Sisa Reruntuhan Kota Zion
Ilustrasi visual yang menggambarkan kesedihan dan kehancuran.

Frasa "karena gunung Sion yang terbiar" menjadi inti dari ratapan ini. Gunung Sion, yang dalam tradisi Yahudi identik dengan Yerusalem, Bait Allah, dan kehadiran ilahi, kini digambarkan sebagai tempat yang terbiar. Terbiar berarti ditinggalkan, tidak terawat, bahkan mungkin dalam kondisi rusak dan tidak aman. Bayangkan sebuah kota suci, pusat kehidupan rohani, kini sunyi senyap, ditinggalkan oleh penghuninya, tanpa ibadah, tanpa kemegahan. Ini adalah gambaran kehancuran yang paling menyakitkan bagi umat yang menjadikan Sion sebagai simbol harapan mereka.

Penegasan kehancuran semakin kuat dengan ungkapan "tempat serigala merayap padanya." Serigala adalah hewan liar, simbol ancaman, keganasan, dan kehancuran. Penggambaran serigala merayap di tempat yang seharusnya penuh kehidupan dan keamanan menunjukkan betapa dalam dan totalnya kehancuran itu. Tempat yang seharusnya menjadi rumah bagi umat pilihan Tuhan kini telah dikuasai oleh kekuatan liar dan destruktif. Ini adalah cerminan dari situasi di mana tatanan sosial, spiritual, dan fisik telah runtuh. Kehidupan normal telah digantikan oleh ketakutan dan kekacauan.

Lebih dari sekadar deskripsi fisik, ayat ini juga mencerminkan kondisi batiniah yang terpengaruh oleh keadaan eksternal. Sakit hati dan buramnya pandangan adalah manifestasi dari trauma kolektif. Ketika fondasi kehidupan dihancurkan, ketika tempat yang dianggap suci dan aman menjadi sarang bahaya, maka seluruh eksistensi terasa terancam. Ratapan 5:17 menangkap esensi dari perasaan putus asa yang mendalam, namun di balik kepedihan itu, tersirat pula sebuah pengingat akan pentingnya identitas dan sejarah yang terukir pada Gunung Sion. Meskipun kini terbiar dan dipenuhi ancaman, Sion tetap merupakan simbol yang memiliki makna mendalam.
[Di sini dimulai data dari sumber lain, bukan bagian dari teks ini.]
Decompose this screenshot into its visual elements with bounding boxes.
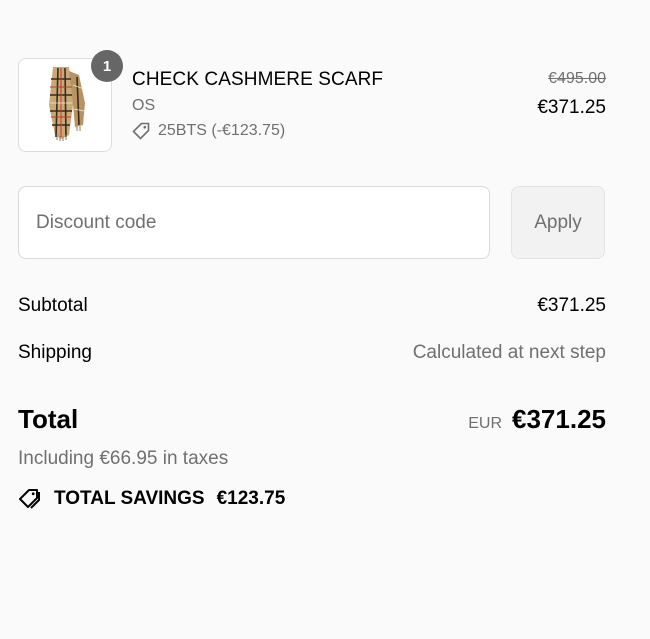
product-name: CHECK CASHMERE SCARF	[132, 69, 384, 90]
savings-value: €123.75	[216, 488, 286, 509]
tag-icon	[132, 122, 150, 140]
subtotal-row: Subtotal €371.25	[18, 295, 606, 317]
shipping-value: Calculated at next step	[412, 342, 606, 363]
currency-code: EUR	[468, 415, 503, 432]
discount-tag: 25BTS (-€123.75)	[132, 122, 285, 140]
total-savings: TOTAL SAVINGS €123.75	[18, 488, 285, 510]
total-label: Total	[18, 404, 79, 434]
shipping-label: Shipping	[18, 342, 92, 363]
apply-discount-button[interactable]: Apply	[511, 186, 605, 259]
discount-tag-label: 25BTS (-€123.75)	[158, 122, 286, 139]
discount-code-input[interactable]	[18, 186, 490, 259]
product-thumbnail: 1	[18, 50, 123, 152]
cart-line-item: 1 CHECK CASHMERE SCARF OS 25BTS (-€123.7…	[18, 50, 606, 152]
total-value: €371.25	[512, 404, 606, 434]
product-variant: OS	[132, 97, 156, 114]
shipping-row: Shipping Calculated at next step	[18, 342, 606, 364]
subtotal-value: €371.25	[537, 295, 606, 316]
taxes-note: Including €66.95 in taxes	[18, 448, 229, 469]
scarf-image	[49, 67, 85, 141]
savings-label: TOTAL SAVINGS	[54, 488, 205, 509]
original-price: €495.00	[548, 70, 606, 87]
item-price: €371.25	[537, 97, 606, 118]
total-row: Total EUR €371.25	[18, 404, 606, 435]
savings-tag-icon	[19, 489, 40, 509]
quantity-badge: 1	[91, 50, 123, 82]
subtotal-label: Subtotal	[18, 295, 88, 316]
Kehancuran yang digambarkan dalam ayat ini mendorong refleksi tentang kerapuhan peradaban, konsekuensi dari dosa atau ketidaktaatan, dan sekaligus, harapan akan pemulihan, meskipun pemulihan itu mungkin terlihat jauh di mata.
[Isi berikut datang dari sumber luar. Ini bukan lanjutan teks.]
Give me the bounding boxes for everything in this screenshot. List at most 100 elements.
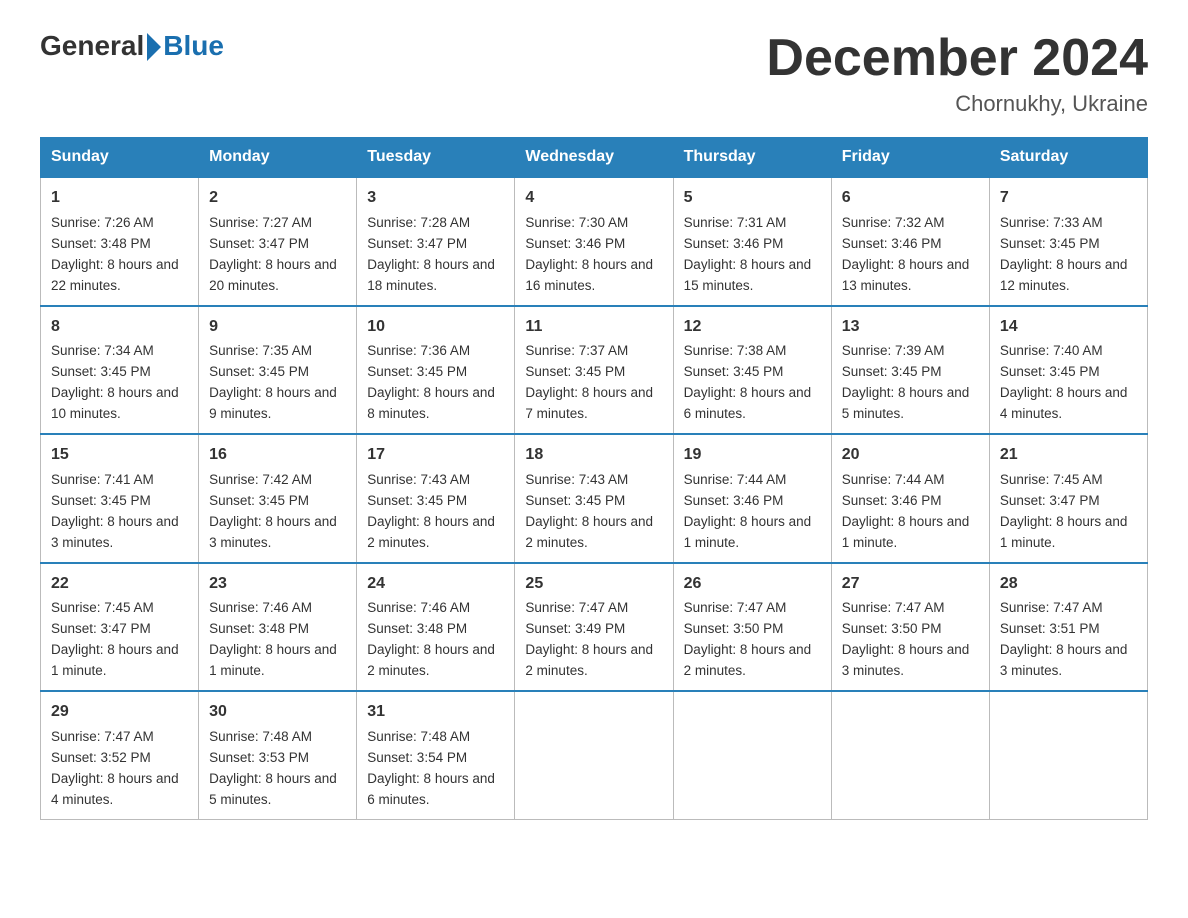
day-info: Sunrise: 7:48 AMSunset: 3:53 PMDaylight:… [209,729,337,807]
calendar-subtitle: Chornukhy, Ukraine [766,91,1148,117]
day-number: 29 [51,700,188,725]
day-number: 2 [209,186,346,211]
header-row: SundayMondayTuesdayWednesdayThursdayFrid… [41,138,1148,178]
day-number: 24 [367,572,504,597]
calendar-cell: 12 Sunrise: 7:38 AMSunset: 3:45 PMDayligh… [673,306,831,434]
day-info: Sunrise: 7:31 AMSunset: 3:46 PMDaylight:… [684,215,812,293]
day-number: 7 [1000,186,1137,211]
day-number: 6 [842,186,979,211]
calendar-cell: 20 Sunrise: 7:44 AMSunset: 3:46 PMDayligh… [831,434,989,562]
calendar-cell: 5 Sunrise: 7:31 AMSunset: 3:46 PMDaylight… [673,177,831,305]
day-info: Sunrise: 7:40 AMSunset: 3:45 PMDaylight:… [1000,343,1128,421]
week-row-2: 8Sunrise: 7:34 AMSunset: 3:45 PMDaylight… [41,306,1148,434]
day-info: Sunrise: 7:27 AMSunset: 3:47 PMDaylight:… [209,215,337,293]
day-number: 4 [525,186,662,211]
day-info: Sunrise: 7:38 AMSunset: 3:45 PMDaylight:… [684,343,812,421]
calendar-cell: 30 Sunrise: 7:48 AMSunset: 3:53 PMDayligh… [199,691,357,819]
day-info: Sunrise: 7:36 AMSunset: 3:45 PMDaylight:… [367,343,495,421]
calendar-cell [989,691,1147,819]
day-info: Sunrise: 7:26 AMSunset: 3:48 PMDaylight:… [51,215,179,293]
day-number: 30 [209,700,346,725]
day-info: Sunrise: 7:41 AMSunset: 3:45 PMDaylight:… [51,472,179,550]
calendar-cell: 14 Sunrise: 7:40 AMSunset: 3:45 PMDayligh… [989,306,1147,434]
calendar-cell: 25Sunrise: 7:47 AMSunset: 3:49 PMDayligh… [515,563,673,691]
day-info: Sunrise: 7:39 AMSunset: 3:45 PMDaylight:… [842,343,970,421]
day-number: 22 [51,572,188,597]
calendar-cell: 23 Sunrise: 7:46 AMSunset: 3:48 PMDayligh… [199,563,357,691]
day-number: 16 [209,443,346,468]
day-info: Sunrise: 7:48 AMSunset: 3:54 PMDaylight:… [367,729,495,807]
logo-arrow-icon [147,33,161,61]
day-number: 12 [684,315,821,340]
day-info: Sunrise: 7:45 AMSunset: 3:47 PMDaylight:… [51,600,179,678]
day-info: Sunrise: 7:30 AMSunset: 3:46 PMDaylight:… [525,215,653,293]
day-number: 9 [209,315,346,340]
day-info: Sunrise: 7:44 AMSunset: 3:46 PMDaylight:… [842,472,970,550]
day-info: Sunrise: 7:28 AMSunset: 3:47 PMDaylight:… [367,215,495,293]
day-info: Sunrise: 7:47 AMSunset: 3:51 PMDaylight:… [1000,600,1128,678]
calendar-cell: 29Sunrise: 7:47 AMSunset: 3:52 PMDayligh… [41,691,199,819]
day-number: 31 [367,700,504,725]
day-info: Sunrise: 7:32 AMSunset: 3:46 PMDaylight:… [842,215,970,293]
calendar-cell: 16 Sunrise: 7:42 AMSunset: 3:45 PMDayligh… [199,434,357,562]
calendar-cell: 21Sunrise: 7:45 AMSunset: 3:47 PMDayligh… [989,434,1147,562]
calendar-cell: 24 Sunrise: 7:46 AMSunset: 3:48 PMDayligh… [357,563,515,691]
day-info: Sunrise: 7:42 AMSunset: 3:45 PMDaylight:… [209,472,337,550]
day-number: 11 [525,315,662,340]
calendar-cell: 1 Sunrise: 7:26 AMSunset: 3:48 PMDaylight… [41,177,199,305]
day-info: Sunrise: 7:46 AMSunset: 3:48 PMDaylight:… [209,600,337,678]
column-header-friday: Friday [831,138,989,178]
day-info: Sunrise: 7:47 AMSunset: 3:50 PMDaylight:… [684,600,812,678]
calendar-title: December 2024 [766,30,1148,87]
day-info: Sunrise: 7:45 AMSunset: 3:47 PMDaylight:… [1000,472,1128,550]
day-number: 13 [842,315,979,340]
week-row-5: 29Sunrise: 7:47 AMSunset: 3:52 PMDayligh… [41,691,1148,819]
week-row-3: 15Sunrise: 7:41 AMSunset: 3:45 PMDayligh… [41,434,1148,562]
calendar-cell: 2 Sunrise: 7:27 AMSunset: 3:47 PMDaylight… [199,177,357,305]
day-number: 14 [1000,315,1137,340]
calendar-cell: 8Sunrise: 7:34 AMSunset: 3:45 PMDaylight… [41,306,199,434]
column-header-monday: Monday [199,138,357,178]
calendar-cell: 28 Sunrise: 7:47 AMSunset: 3:51 PMDayligh… [989,563,1147,691]
column-header-thursday: Thursday [673,138,831,178]
day-info: Sunrise: 7:47 AMSunset: 3:50 PMDaylight:… [842,600,970,678]
day-info: Sunrise: 7:33 AMSunset: 3:45 PMDaylight:… [1000,215,1128,293]
day-number: 28 [1000,572,1137,597]
week-row-1: 1 Sunrise: 7:26 AMSunset: 3:48 PMDaylight… [41,177,1148,305]
calendar-cell: 13 Sunrise: 7:39 AMSunset: 3:45 PMDayligh… [831,306,989,434]
logo-general-text: General [40,30,144,62]
day-info: Sunrise: 7:37 AMSunset: 3:45 PMDaylight:… [525,343,653,421]
calendar-cell: 3Sunrise: 7:28 AMSunset: 3:47 PMDaylight… [357,177,515,305]
calendar-table: SundayMondayTuesdayWednesdayThursdayFrid… [40,137,1148,819]
header: General Blue December 2024 Chornukhy, Uk… [40,30,1148,117]
day-number: 23 [209,572,346,597]
calendar-cell: 4 Sunrise: 7:30 AMSunset: 3:46 PMDaylight… [515,177,673,305]
day-info: Sunrise: 7:44 AMSunset: 3:46 PMDaylight:… [684,472,812,550]
day-number: 27 [842,572,979,597]
calendar-cell [831,691,989,819]
day-number: 18 [525,443,662,468]
day-number: 20 [842,443,979,468]
day-number: 25 [525,572,662,597]
calendar-cell: 7 Sunrise: 7:33 AMSunset: 3:45 PMDaylight… [989,177,1147,305]
calendar-cell [673,691,831,819]
logo: General Blue [40,30,224,62]
column-header-sunday: Sunday [41,138,199,178]
day-number: 26 [684,572,821,597]
calendar-cell: 19 Sunrise: 7:44 AMSunset: 3:46 PMDayligh… [673,434,831,562]
logo-blue-text: Blue [163,30,224,62]
calendar-cell: 18 Sunrise: 7:43 AMSunset: 3:45 PMDayligh… [515,434,673,562]
day-info: Sunrise: 7:34 AMSunset: 3:45 PMDaylight:… [51,343,179,421]
day-info: Sunrise: 7:43 AMSunset: 3:45 PMDaylight:… [525,472,653,550]
calendar-cell: 17Sunrise: 7:43 AMSunset: 3:45 PMDayligh… [357,434,515,562]
calendar-cell: 22 Sunrise: 7:45 AMSunset: 3:47 PMDayligh… [41,563,199,691]
title-area: December 2024 Chornukhy, Ukraine [766,30,1148,117]
day-info: Sunrise: 7:46 AMSunset: 3:48 PMDaylight:… [367,600,495,678]
day-number: 19 [684,443,821,468]
calendar-cell: 6 Sunrise: 7:32 AMSunset: 3:46 PMDaylight… [831,177,989,305]
calendar-cell: 9Sunrise: 7:35 AMSunset: 3:45 PMDaylight… [199,306,357,434]
day-number: 1 [51,186,188,211]
column-header-wednesday: Wednesday [515,138,673,178]
day-number: 5 [684,186,821,211]
column-header-saturday: Saturday [989,138,1147,178]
Dalam konteks yang lebih luas, ayat ini dapat menjadi pengingat bagi kita untuk senantiasa menjaga dan menghargai tempat-tempat yang memiliki nilai spiritual dan historis, serta untuk tidak pernah meremehkan dampak kehancuran yang dapat menimpa peradaban. Keadaan terbiar dan kehadiran ancaman seperti serigala di tempat yang suci adalah sebuah peringatan keras tentang pentingnya menjaga keutuhan dan kemurnian.